Horse Pose With Lat Pull and Chest Press
- Start with feet out wider than your hips and turn your toes toward 10 and 2 o'clock, elbows close to your side with your forearms fanned out to the side. Bend your knees, keeping your spine long and shoulders stacked over your hips.
- Exhale, and extend your arms out to the side, parallel with the floor. Inhale, and pull your elbows back to your side. Exhale, and push your arms forward in front of your chest toward the sky. Inhale, and pull your elbows back to your side. Repeat.
- Do: 60 seconds
- Benefits: Strengthens inner and outer thighs and glutes. The movement will increase shoulder mobility without wear and tear on the joint. Also strengthens lats, chest, arms, and middle back.
Running Man With Straight Arms
- Start with feet together. Step back with your right leg, bending both knees, and hold. Extend your right arm over your head, left arm straight down next to your left hip. Make sure your left knee is over your ankle, right knee under your hip. Level your hips and keep your spine long. As you stand, draw your right knee into your chest, keeping your spine still, and switch your arms so you left arm is extended and your right arm drops. Step back into your lunge and switch your arms again. Repeat on opposite side.

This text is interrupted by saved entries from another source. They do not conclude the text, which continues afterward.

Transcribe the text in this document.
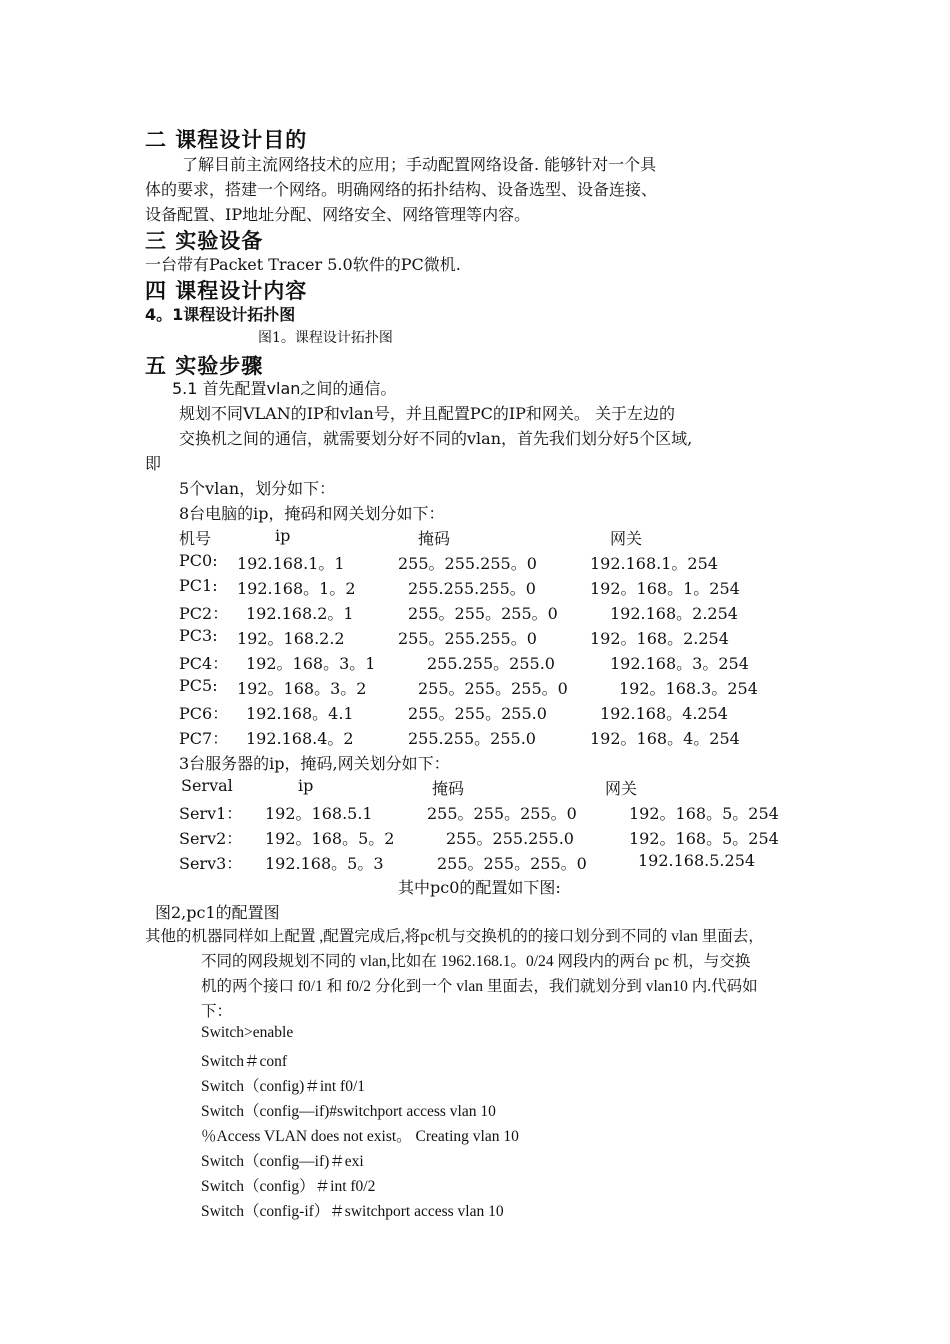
二 课程设计目的
了解目前主流网络技术的应用；手动配置网络设备. 能够针对一个具
体的要求，搭建一个网络。明确网络的拓扑结构、设备选型、设备连接、
设备配置、IP地址分配、网络安全、网络管理等内容。
三 实验设备
一台带有Packet Tracer 5.0软件的PC微机.
四 课程设计内容
4。1课程设计拓扑图
图1。课程设计拓扑图
五 实验步骤
5.1 首先配置vlan之间的通信。
规划不同VLAN的IP和vlan号，并且配置PC的IP和网关。 关于左边的
交换机之间的通信，就需要划分好不同的vlan，首先我们划分好5个区域,
即
5个vlan，划分如下：
8台电脑的ip，掩码和网关划分如下：
机号	ip	掩码	网关
PC0: 192.168.1。1	255。255.255。0	192.168.1。254
PC1: 192.168。1。2	255.255.255。0	192。168。1。254
PC2： 192.168.2。1	255。255。255。0	192.168。2.254
PC3: 192。168.2.2	255。255.255。0	192。168。2.254
PC4： 192。168。3。1	255.255。255.0	192.168。3。254
PC5: 192。168。3。2	255。255。255。0	192。168.3。254
PC6： 192.168。4.1	255。255。255.0	192.168。4.254
PC7： 192.168.4。2	255.255。255.0	192。168。4。254
3台服务器的ip，掩码,网关划分如下：
Serval	ip	掩码	网关
Serv1： 192。168.5.1	255。255。255。0	192。168。5。254
Serv2： 192。168。5。2	255。255.255.0	192。168。5。254
Serv3： 192.168。5。3	255。255。255。0	192.168.5.254
其中pc0的配置如下图:
图2,pc1的配置图
其他的机器同样如上配置 ,配置完成后,将pc机与交换机的的接口划分到不同的 vlan 里面去，
不同的网段规划不同的 vlan,比如在 1962.168.1。0/24 网段内的两台 pc 机，与交换
机的两个接口 f0/1 和 f0/2 分化到一个 vlan 里面去，我们就划分到 vlan10 内.代码如
下：
Switch>enable
Switch＃conf
Switch（config)＃int f0/1
Switch（config—if)#switchport access vlan 10
％Access VLAN does not exist。 Creating vlan 10
Switch（config—if)＃exi
Switch（config）＃int f0/2
Switch（config-if）＃switchport access vlan 10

- Do: 60 seconds on right side, 60 seconds on left side
- Benefits: The movement is great for the core and glutes. The arm movement will help build core strength along with triceps and shoulder strength.

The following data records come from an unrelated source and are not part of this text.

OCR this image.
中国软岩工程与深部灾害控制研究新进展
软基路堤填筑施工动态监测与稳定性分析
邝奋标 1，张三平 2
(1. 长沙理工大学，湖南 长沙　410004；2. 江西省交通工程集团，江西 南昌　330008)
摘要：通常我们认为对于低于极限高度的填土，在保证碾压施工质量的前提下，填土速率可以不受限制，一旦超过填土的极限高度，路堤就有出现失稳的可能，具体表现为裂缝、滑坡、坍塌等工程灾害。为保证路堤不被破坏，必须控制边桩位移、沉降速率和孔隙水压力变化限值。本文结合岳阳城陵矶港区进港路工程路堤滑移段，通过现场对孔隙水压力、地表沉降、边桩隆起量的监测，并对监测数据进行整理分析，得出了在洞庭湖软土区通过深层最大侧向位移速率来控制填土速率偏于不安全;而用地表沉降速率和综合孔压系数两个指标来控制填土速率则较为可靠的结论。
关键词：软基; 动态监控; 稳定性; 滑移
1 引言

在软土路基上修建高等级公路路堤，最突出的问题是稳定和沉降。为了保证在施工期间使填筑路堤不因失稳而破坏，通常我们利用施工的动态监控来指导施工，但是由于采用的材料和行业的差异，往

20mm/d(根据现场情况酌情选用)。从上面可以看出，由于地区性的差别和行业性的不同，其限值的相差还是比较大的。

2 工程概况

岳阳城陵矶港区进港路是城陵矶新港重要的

- Come down to your hands and knees and place one weight behind your right knee. Make sure your palms are under your shoulders and spine is long. Engage your core and lift your right leg up without arching your back. Lower back down. Repeat.

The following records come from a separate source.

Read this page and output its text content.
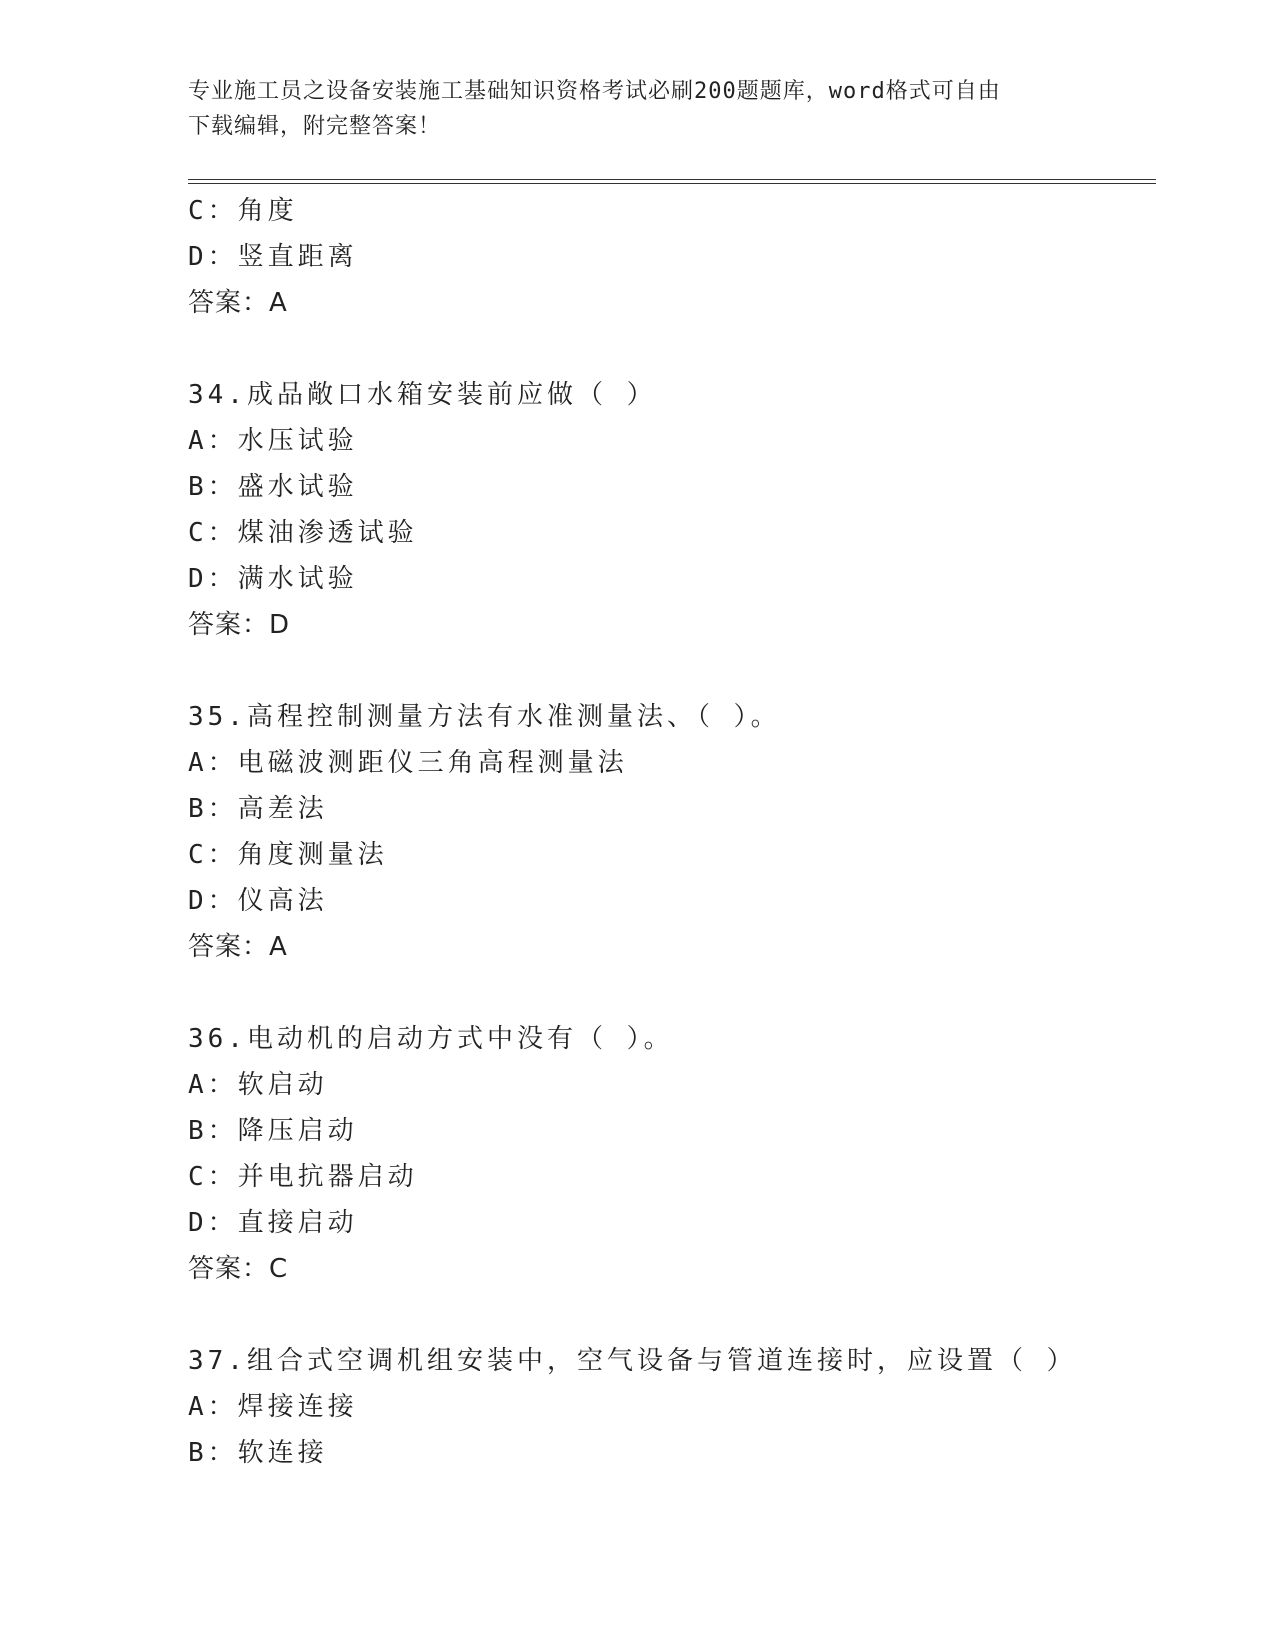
专业施工员之设备安装施工基础知识资格考试必刷200题题库，word格式可自由
下载编辑，附完整答案！
C：角度
D：竖直距离
答案：A
34.成品敞口水箱安装前应做（ ）
A：水压试验
B：盛水试验
C：煤油渗透试验
D：满水试验
答案：D
35.高程控制测量方法有水准测量法、（ ）。
A：电磁波测距仪三角高程测量法
B：高差法
C：角度测量法
D：仪高法
答案：A
36.电动机的启动方式中没有（ ）。
A：软启动
B：降压启动
C：并电抗器启动
D：直接启动
答案：C
37.组合式空调机组安装中，空气设备与管道连接时，应设置（ ）
A：焊接连接
B：软连接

- Do: 30 seconds small on right side, 30 seconds small on left side, 30 seconds with bigger range of motion on right side, 30 seconds with bigger range of motion on left side
- Benefits: Adding weight to the leg for All Fours can help engage the glutes even more while keeping the lower back still for core strength.
- Sit down on your seat and lift your spine tall, holding weights straight out in front of chest, palms facing in. Keeping your heels gently on floor and spine long and still, turn your torso toward the left, pulling your left arm back like a bow. Return to center. Repeat on the opposite side.
- Do: 60 seconds
- Benefits: This is a core strengthening exercise. Lighter weights will help keep the shoulders aligned so the movement challenges the abs and core-stabilizing muscles in your back.
- Hold a high plank with shoulders over wrists with a weight in front of your right hand. Remember to breathe. Keeping your spine and hips still, lift your left hand and move the weight to the left. Pick up your right hand and move the weight to the right. Repeat.
- Do: 60 seconds
- Benefits: Moving the weight is a way to challenge and strengthen your core (hello obliques!). You are going to want to lean and twist to move the weight, so keeping the spine still and stable is key.